Rue Escaleide la Montréalaise Laura Nicolae, originaire de Roumanie, remporte le prix Robert-Cliche 2024 du meilleur premier roman. Ce livre publié par VLB éditeur propose une galerie de personnages qui façonnent l’ordinaire de manière plutôt extraordinaire. Notre collaboratrice Julie Roy a pu s’entretenir avec la lauréate.
Racontez-nous l’histoire du roman. Quel en a été le point de départ ?

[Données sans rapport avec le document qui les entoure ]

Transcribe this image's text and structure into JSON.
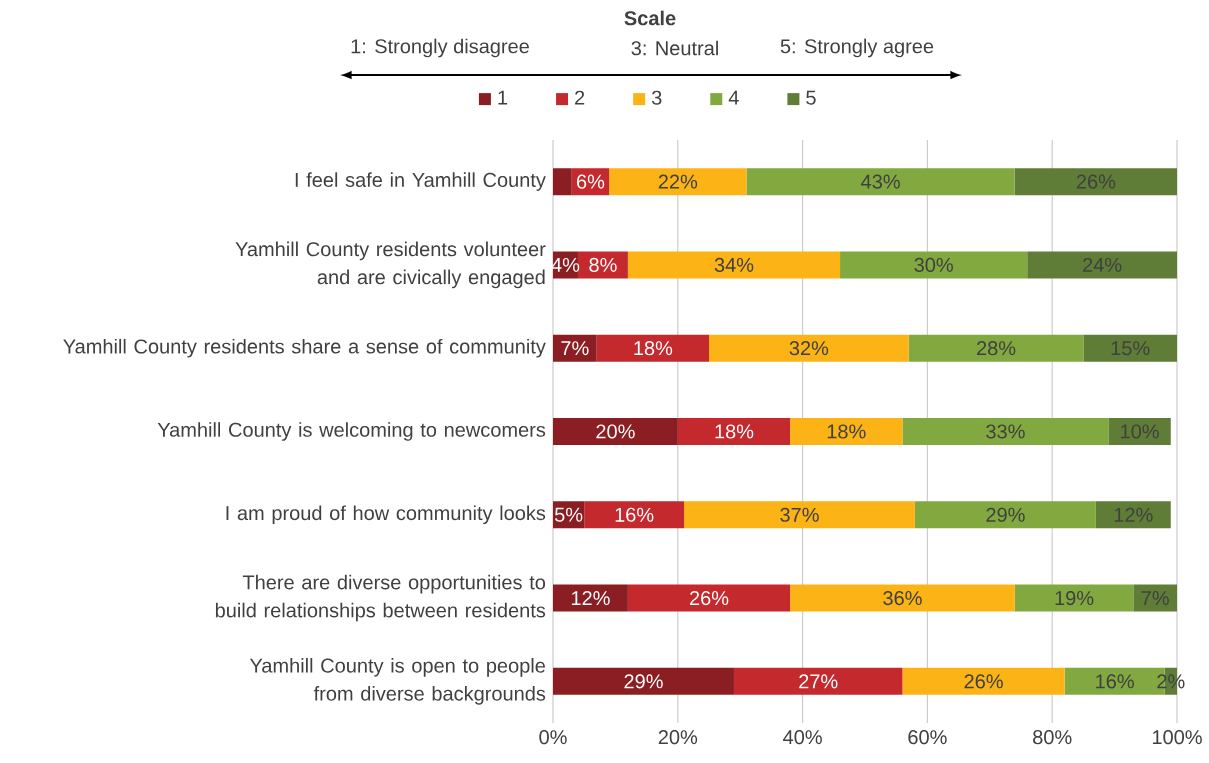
{
  "chart_data": {
    "type": "bar",
    "orientation": "horizontal",
    "stacked": true,
    "title": "Scale",
    "annotations": [
      "1: Strongly disagree",
      "3: Neutral",
      "5: Strongly agree"
    ],
    "categories": [
      "I feel safe in Yamhill County",
      "Yamhill County residents volunteer and are civically engaged",
      "Yamhill County residents share a sense of community",
      "Yamhill County is welcoming to newcomers",
      "I am proud of how community looks",
      "There are diverse opportunities to build relationships between residents",
      "Yamhill County is open to people from diverse backgrounds"
    ],
    "series": [
      {
        "name": "1",
        "color": "#8b1e22",
        "values": [
          3,
          4,
          7,
          20,
          5,
          12,
          29
        ],
        "value_labels": [
          null,
          "4%",
          "7%",
          "20%",
          "5%",
          "12%",
          "29%"
        ]
      },
      {
        "name": "2",
        "color": "#c4292e",
        "values": [
          6,
          8,
          18,
          18,
          16,
          26,
          27
        ],
        "value_labels": [
          "6%",
          "8%",
          "18%",
          "18%",
          "16%",
          "26%",
          "27%"
        ]
      },
      {
        "name": "3",
        "color": "#fbb316",
        "values": [
          22,
          34,
          32,
          18,
          37,
          36,
          26
        ],
        "value_labels": [
          "22%",
          "34%",
          "32%",
          "18%",
          "37%",
          "36%",
          "26%"
        ]
      },
      {
        "name": "4",
        "color": "#82a93f",
        "values": [
          43,
          30,
          28,
          33,
          29,
          19,
          16
        ],
        "value_labels": [
          "43%",
          "30%",
          "28%",
          "33%",
          "29%",
          "19%",
          "16%"
        ]
      },
      {
        "name": "5",
        "color": "#5f7d36",
        "values": [
          26,
          24,
          15,
          10,
          12,
          7,
          2
        ],
        "value_labels": [
          "26%",
          "24%",
          "15%",
          "10%",
          "12%",
          "7%",
          "2%"
        ]
      }
    ],
    "xlim": [
      0,
      100
    ],
    "xticks": [
      {
        "value": 0,
        "label": "0%"
      },
      {
        "value": 20,
        "label": "20%"
      },
      {
        "value": 40,
        "label": "40%"
      },
      {
        "value": 60,
        "label": "60%"
      },
      {
        "value": 80,
        "label": "80%"
      },
      {
        "value": 100,
        "label": "100%"
      }
    ],
    "grid": "x",
    "legend": "top"
  }
}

J’ai d’abord voulu écrire sur mes grands-parents, qui ont vécu la Première Guerre mondiale en tant qu’enfants et la Seconde en tant que parents. Toute mon enfance s’est passée avec eux, dans le sud de la Roumanie. C’est une génération qui a vécu d’énormes traumatismes, mais qui a réussi à trouver le bonheur dans la vie de tous les jours ; des gens à la fois très réservés et très généreux. J’ai choisi de situer le roman en juillet 1975, au cœur de l’été roumain, dans une forte chaleur qui donne au ciel des couleurs miellées. L’action se déroule dans un quartier très ordinaire de Bucarest, rue Escalei, où la vie continue paisiblement. Mais lorsqu’un chien et son maître sont attaqués, les voisins sortent de leur torpeur et on apprend vite à les connaître sous un autre jour. Avec ce livre, j’ai voulu peindre une fresque de Bucarest qui soit loin de ce que l’on a pu lire jusqu’à présent.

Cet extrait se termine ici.